大きな変形を行うには相応の熟練値と時間が必要。


▶使用例:

•自分の手をナイフに再構成

•他者の遺骨から剣を生成(その記憶を刃に込める)



【2】《終焉同調サナトス・リンク


分類:パッシブ/対NPCおよび環境イベント補正

内容:

周囲で死が発生すると、死者の“終焉の情報”が自動で流れ込む。これにより、死に関わるイベント発生率が上昇し、特定の死霊・邪神系NPCとの友好度が補正される。

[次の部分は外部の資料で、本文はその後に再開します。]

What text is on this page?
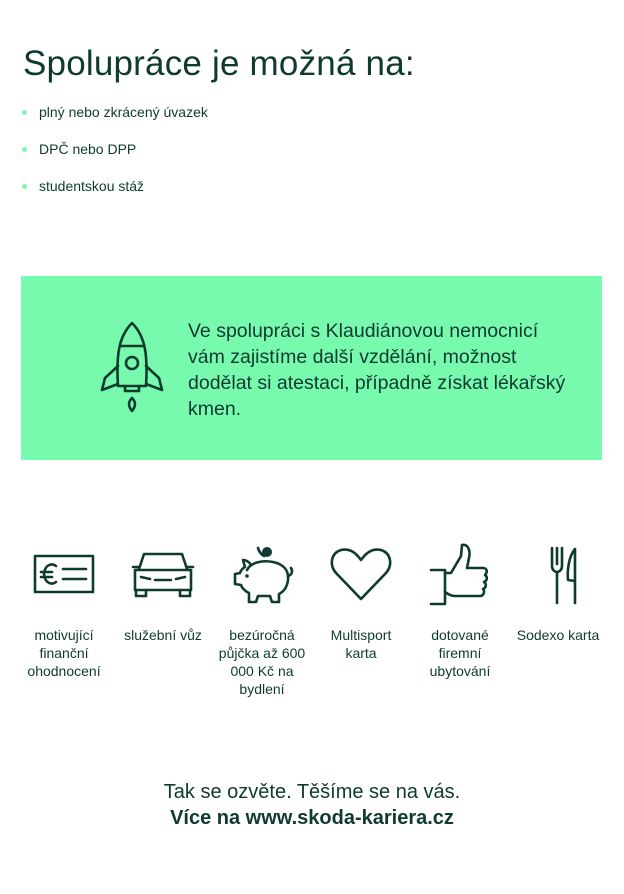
Spolupráce je možná na:
plný nebo zkrácený úvazek
DPČ nebo DPP
studentskou stáž
Ve spolupráci s Klaudiánovou nemocnicí vám zajistíme další vzdělání, možnost dodělat si atestaci, případně získat lékařský kmen.
motivující finanční ohodnocení
služební vůz	bezúročná půjčka až 600 000 Kč na bydlení
Multisport karta
dotované firemní ubytování
Sodexo karta
Tak se ozvěte. Těšíme se na vás.
Více na www.skoda-kariera.cz
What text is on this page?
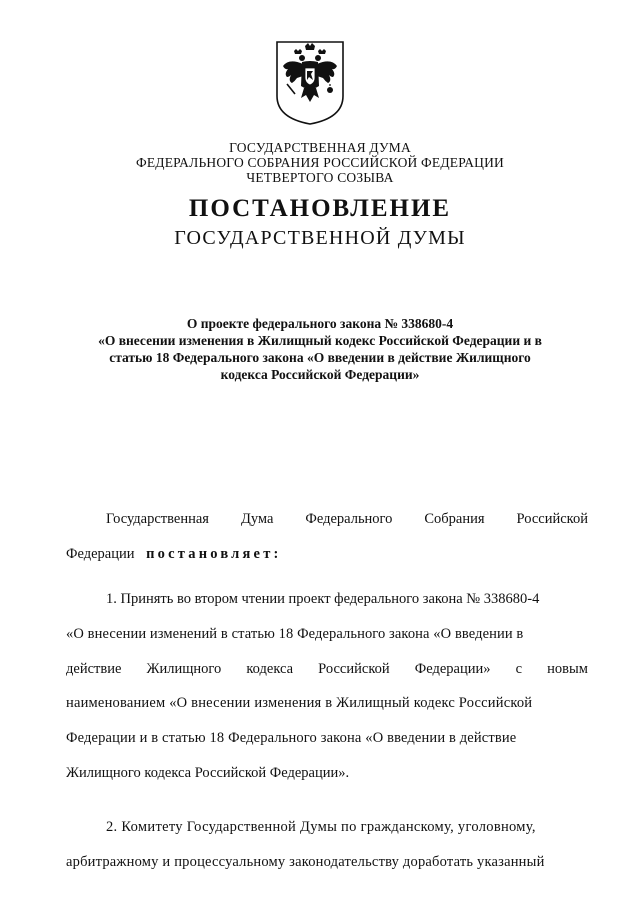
ГОСУДАРСТВЕННАЯ ДУМА
ФЕДЕРАЛЬНОГО СОБРАНИЯ РОССИЙСКОЙ ФЕДЕРАЦИИ
ЧЕТВЕРТОГО СОЗЫВА
ПОСТАНОВЛЕНИЕ
ГОСУДАРСТВЕННОЙ ДУМЫ
О проекте федерального закона № 338680-4
«О внесении изменения в Жилищный кодекс Российской Федерации и в
статью 18 Федерального закона «О введении в действие Жилищного
кодекса Российской Федерации»
Государственная Дума Федерального Собрания Российской
Федерации постановляет:
1. Принять во втором чтении проект федерального закона № 338680-4
«О внесении изменений в статью 18 Федерального закона «О введении в
действие Жилищного кодекса Российской Федерации» с новым
наименованием «О внесении изменения в Жилищный кодекс Российской
Федерации и в статью 18 Федерального закона «О введении в действие
Жилищного кодекса Российской Федерации».
2. Комитету Государственной Думы по гражданскому, уголовному,
арбитражному и процессуальному законодательству доработать указанный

また、他者の“死の記憶”に触れることで疑似的な経験値取得が可能。


▶特殊効果:

•戦闘後の死体から技能の“断片”を獲得することがある

•一部の死にまつわるスキルやアイテムを正規手段なしで解禁できる



【3】《名無き祭壇アラタ・シュライン


分類:インスタントイベント生成スキル

内容:

使用者の“感情の残滓”と死霊的エネルギーを用いて、仮想空間内に一時的な“異界空間”を生成。空間内では周囲のNPC・Mobの挙動や行動AIが変質し、一定条件で特殊な“儀式”イベントが始まる。


▶用途例:

•デバフ地帯や儀式空間の創出(他プレイヤーも影響を受ける)

•異界の声を招き寄せ、特殊アイテム出現や契約チャンスが発生

•祭壇を軸に一時的な“自己拠点”化も可能



■その他の初期ボーナス:

•成長補正:知覚系・霊感系スキルの発現確率 +20%

•イベント出現率:上位Tierの超位存在系干渉イベント出現率 +12%

•ステータス影響:HP・防御極端に低下、精神耐性・存在耐性 +大


《アバター作成完了。ユーザーネームを入力してください》


視界の中心に、黒曜の霧のようなキーボードが浮かび上がる。透真はわずかに逡巡し、指が、ゆっくりと名前を打ち込んでいく。


 《TŌRMAトーマ


その名はまるで“透真”という人間の輪郭を曖昧にしながらも、確かに彼であることを示していた。アバター制作を完了すると世界が音を取り戻す。


深く、低く、まるで地の底から響くような起動音。


黒い霧の海が引き裂かれ、その奥に、彼の新たな“始まり”が広がっていた。


選択が確定された瞬間、世界が――“展開”した。